Nasional Metropolis Daerah Pro Bisnis Ekonomi Olahraga Otomotif Internasional Kriminal Features Mozaik Ramadan Tekno Entertainment Event Kesehatan Kuliner Lifestyle Ragam Cahaya Iman

DPRD Pontianak Dorong Pasar Hadirkan Ruang Kreatif dan Digitalisasi Transaksi

Mirza Ahmad Muin • Kamis, 26 Maret 2026 | 11:03 WIB

 

Bebby Nailufa
Bebby Nailufa

PONTIANAK POST - Wakil Ketua DPRD Kota Pontianak Bebby Nailufa mengatakan butuh inovasi kreatif buat menumbuhkan geliat ekonomi di pasar lantai dua milik Pemerintah Kota Pontianak yang kondisinya kini masih belum betul-betul hidup. Selain di pasar menjual berbagai kebutuhan sandang pangan dan papan, pasar juga mesti dipadukan dengan ruang-ruang kreatif.

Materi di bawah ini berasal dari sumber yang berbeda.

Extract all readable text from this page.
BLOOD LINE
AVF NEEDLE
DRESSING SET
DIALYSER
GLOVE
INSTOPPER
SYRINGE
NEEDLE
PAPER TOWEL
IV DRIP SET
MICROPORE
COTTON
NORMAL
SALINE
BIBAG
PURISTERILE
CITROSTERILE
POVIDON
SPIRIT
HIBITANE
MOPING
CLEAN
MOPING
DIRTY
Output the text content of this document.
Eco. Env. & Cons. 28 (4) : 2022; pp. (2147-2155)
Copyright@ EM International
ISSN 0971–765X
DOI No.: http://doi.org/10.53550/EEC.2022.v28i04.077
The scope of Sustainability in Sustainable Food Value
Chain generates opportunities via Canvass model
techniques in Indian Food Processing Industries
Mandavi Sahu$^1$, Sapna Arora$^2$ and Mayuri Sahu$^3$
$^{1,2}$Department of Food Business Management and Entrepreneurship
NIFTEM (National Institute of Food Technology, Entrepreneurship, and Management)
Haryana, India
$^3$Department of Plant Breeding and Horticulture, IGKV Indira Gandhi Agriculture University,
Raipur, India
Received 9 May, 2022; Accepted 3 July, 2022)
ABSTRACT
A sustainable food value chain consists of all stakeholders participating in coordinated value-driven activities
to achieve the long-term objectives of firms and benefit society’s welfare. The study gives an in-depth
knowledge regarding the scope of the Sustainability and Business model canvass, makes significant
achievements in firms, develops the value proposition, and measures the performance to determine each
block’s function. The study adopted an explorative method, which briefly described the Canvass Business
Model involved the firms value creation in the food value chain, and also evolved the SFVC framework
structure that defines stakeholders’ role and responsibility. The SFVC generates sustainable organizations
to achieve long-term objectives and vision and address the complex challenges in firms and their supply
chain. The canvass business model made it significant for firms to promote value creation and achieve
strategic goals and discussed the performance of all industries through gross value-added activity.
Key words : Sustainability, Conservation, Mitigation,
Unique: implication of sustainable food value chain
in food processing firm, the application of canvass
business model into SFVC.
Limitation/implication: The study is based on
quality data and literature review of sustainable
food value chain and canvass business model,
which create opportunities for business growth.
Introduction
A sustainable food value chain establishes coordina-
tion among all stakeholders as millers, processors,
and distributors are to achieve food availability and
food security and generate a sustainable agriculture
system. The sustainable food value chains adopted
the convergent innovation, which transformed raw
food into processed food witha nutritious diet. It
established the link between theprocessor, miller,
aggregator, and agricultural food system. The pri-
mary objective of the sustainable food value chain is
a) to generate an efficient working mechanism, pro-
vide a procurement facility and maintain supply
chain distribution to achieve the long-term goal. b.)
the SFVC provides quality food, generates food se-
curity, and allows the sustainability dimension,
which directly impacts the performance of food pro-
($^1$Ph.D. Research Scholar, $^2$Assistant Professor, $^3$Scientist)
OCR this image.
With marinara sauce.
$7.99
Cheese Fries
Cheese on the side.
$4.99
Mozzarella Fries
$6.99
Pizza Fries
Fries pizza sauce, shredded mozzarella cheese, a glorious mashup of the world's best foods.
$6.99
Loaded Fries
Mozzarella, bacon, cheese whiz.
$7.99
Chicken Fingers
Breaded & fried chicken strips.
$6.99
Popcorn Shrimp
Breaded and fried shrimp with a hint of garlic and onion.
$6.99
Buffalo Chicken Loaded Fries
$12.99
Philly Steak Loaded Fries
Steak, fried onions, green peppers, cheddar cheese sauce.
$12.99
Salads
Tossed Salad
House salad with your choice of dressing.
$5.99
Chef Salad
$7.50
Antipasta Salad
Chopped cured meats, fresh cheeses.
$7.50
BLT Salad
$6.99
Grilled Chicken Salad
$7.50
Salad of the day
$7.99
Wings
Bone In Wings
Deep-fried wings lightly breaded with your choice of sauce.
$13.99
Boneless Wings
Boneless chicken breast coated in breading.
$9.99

“Pasar kini terus bertumbuh. Dulunya di pasar menjual berbagai kebutuhan primer masyarakat. Namun berkembangnya zaman, ruang-ruang transaksi semakin tak terbatas. Konsumen semakin mudah berbelanja. Sekarang untuk menarik konsumen datang ke pasar butuh usaha lebih keras,” kata Bebby, Rabu (25/3).

Kondisi pasar milik Pemkot Pontianak, terutama di lantai dua semakin sepi. Beberapa terobosan sebetulnya sudah dilakukan oleh pemerintah. Namun tetap saja, pasar tersebut belum mampu menjadi magnet untuk konsumen datang ke sana.

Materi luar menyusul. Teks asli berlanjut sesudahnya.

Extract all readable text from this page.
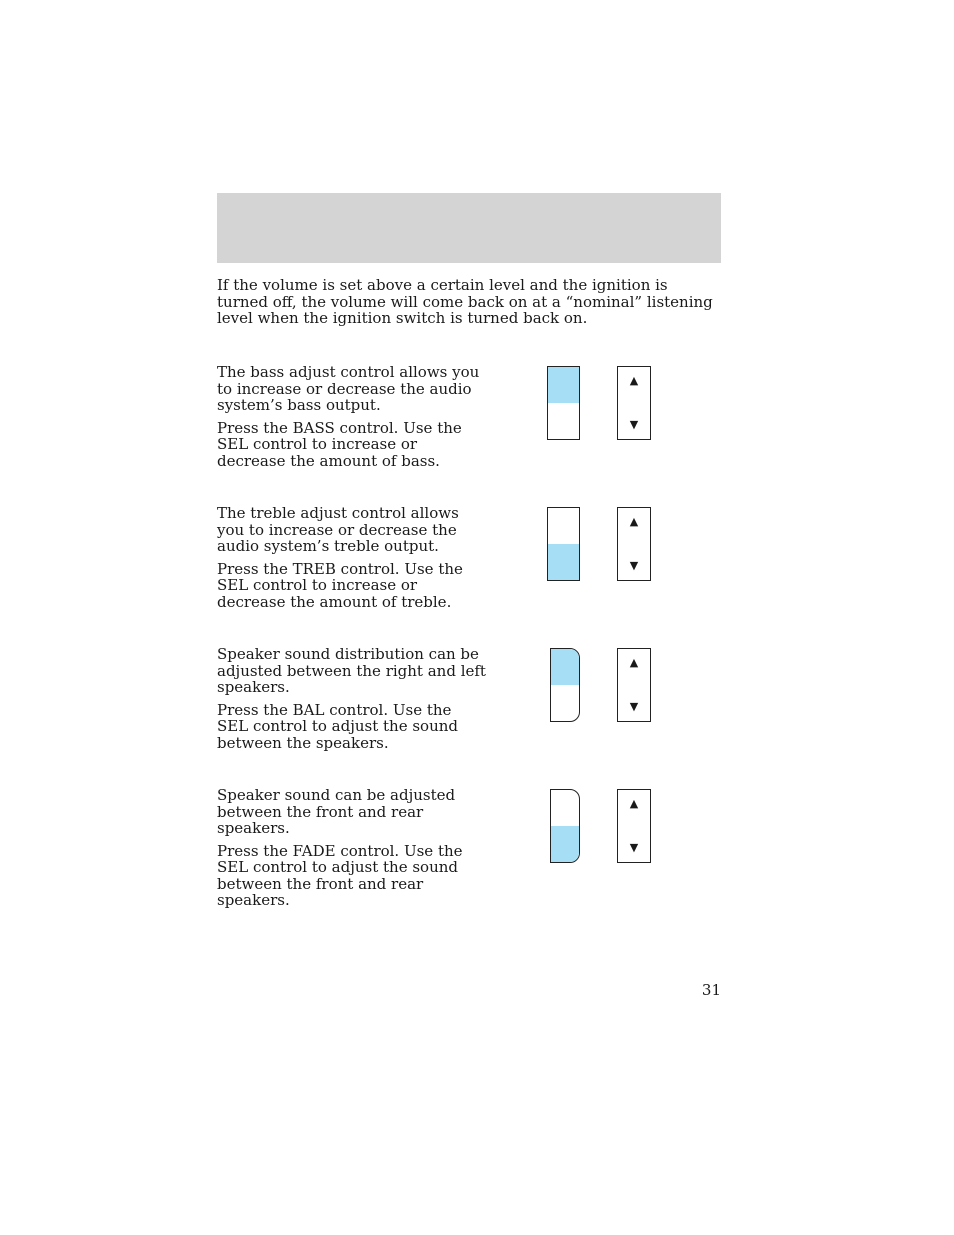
If the volume is set above a certain level and the ignition is turned off, the volume will come back on at a “nominal” listening level when the ignition switch is turned back on.

The bass adjust control allows you to increase or decrease the audio system’s bass output.

Press the BASS control. Use the SEL control to increase or decrease the amount of bass.

▲
▼

The treble adjust control allows you to increase or decrease the audio system’s treble output.

Press the TREB control. Use the SEL control to increase or decrease the amount of treble.

▲
▼

Speaker sound distribution can be adjusted between the right and left speakers.

Press the BAL control. Use the SEL control to adjust the sound between the speakers.

▲
▼

Speaker sound can be adjusted between the front and rear speakers.

Press the FADE control. Use the SEL control to adjust the sound between the front and rear speakers.

▲
▼
31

Menurut Bebby, pasar kini tidak hanya menjadi pusat transaksi jual beli. Namun pasar mesti bertumbuh sebagai wadah tempat bertransaksi jual beli dan ruang-ruang kreatifitas masyarakat.

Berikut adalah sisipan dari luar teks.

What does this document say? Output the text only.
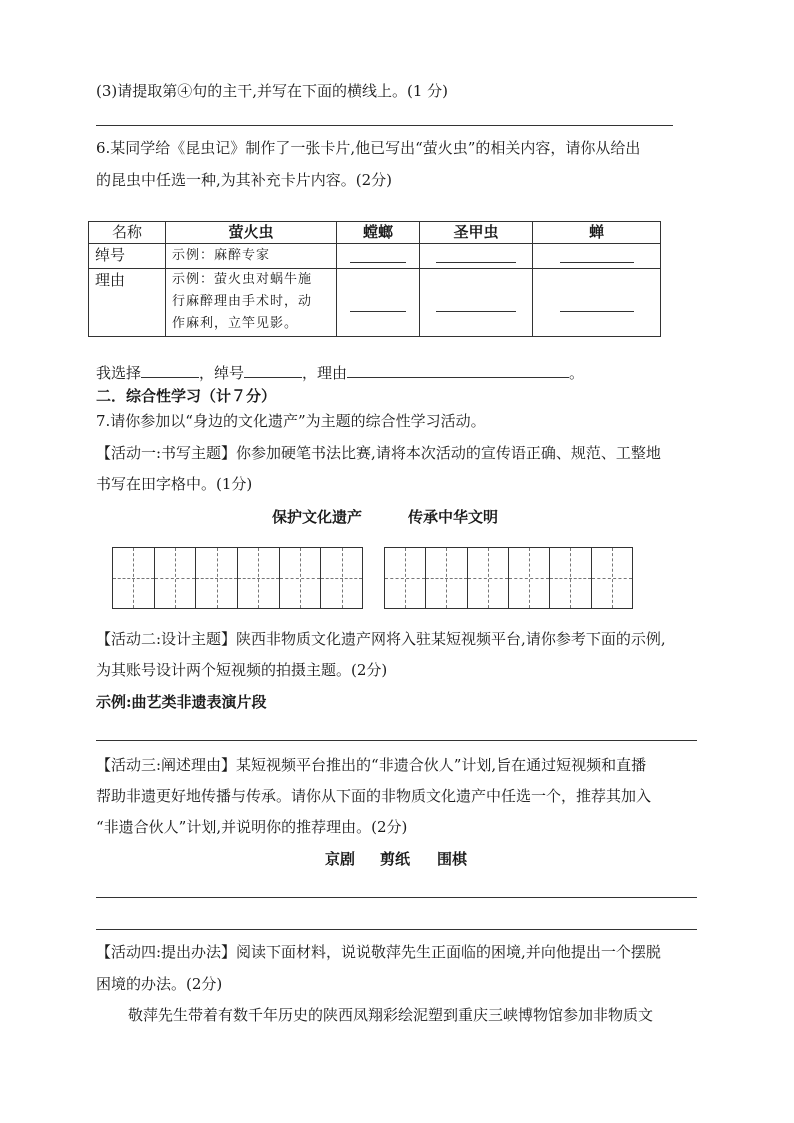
(3)请提取第④句的主干,并写在下面的横线上。(1 分)
6.某同学给《昆虫记》制作了一张卡片,他已写出“萤火虫”的相关内容，请你从给出
的昆虫中任选一种,为其补充卡片内容。(2分)
名称	萤火虫	螳螂	圣甲虫	蝉
绰号	示例：麻醉专家			
理由	示例：萤火虫对蜗牛施
行麻醉理由手术时，动
作麻利，立竿见影。			

我选择	，绰号	，理由	。
二．综合性学习（计７分）
7.请你参加以“身边的文化遗产”为主题的综合性学习活动。
【活动一:书写主题】你参加硬笔书法比赛,请将本次活动的宣传语正确、规范、工整地
书写在田字格中。(1分)
保护文化遗产	传承中华文明
【活动二:设计主题】陕西非物质文化遗产网将入驻某短视频平台,请你参考下面的示例,
为其账号设计两个短视频的拍摄主题。(2分)
示例:曲艺类非遗表演片段
【活动三:阐述理由】某短视频平台推出的“非遗合伙人”计划,旨在通过短视频和直播
帮助非遗更好地传播与传承。请你从下面的非物质文化遗产中任选一个，推荐其加入
“非遗合伙人”计划,并说明你的推荐理由。(2分)
京剧 剪纸 围棋
【活动四:提出办法】阅读下面材料，说说敬萍先生正面临的困境,并向他提出一个摆脱
困境的办法。(2分)
敬萍先生带着有数千年历史的陕西凤翔彩绘泥塑到重庆三峡博物馆参加非物质文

Kolaborasi pasar, ekonomi kreatif serta ruang kreatifitas perlu didorong dan diwujudkan. Lokasinya ada beberapa yang mungkin bisa dijajaki. Mulai dari pasar lantai dua di Pasar Tradisional Jeruju, Pasar lantai dua Dahlia, atau Pasar lantai dua di pasar tengah.

Seperti Pasar Kosambi di Bandung, menurut Bebby itu bisa menjadi percontohan bagi kota ini. Caranya dengan melakukan renovasi ulang pasar dengan konsep yang lebih segar. Apabila pasar memiliki konsep lebih segar, maka pasar tersebut akan memiliki ciri khas. Ketika ada ciri khas, maka akan besar kemungkinan pasar tersebut bisa menjadi magnet dan didatangi banyak konsumen.

Pontianak kata dia mesti memiliki satu pasar seperti ini. Di mana pasar bukan hanya pusat transaksi jual beli saja. Ada ruang kreatifitas. Dengan adanya kreativitas, ekonomi kreatif bakal tumbuh.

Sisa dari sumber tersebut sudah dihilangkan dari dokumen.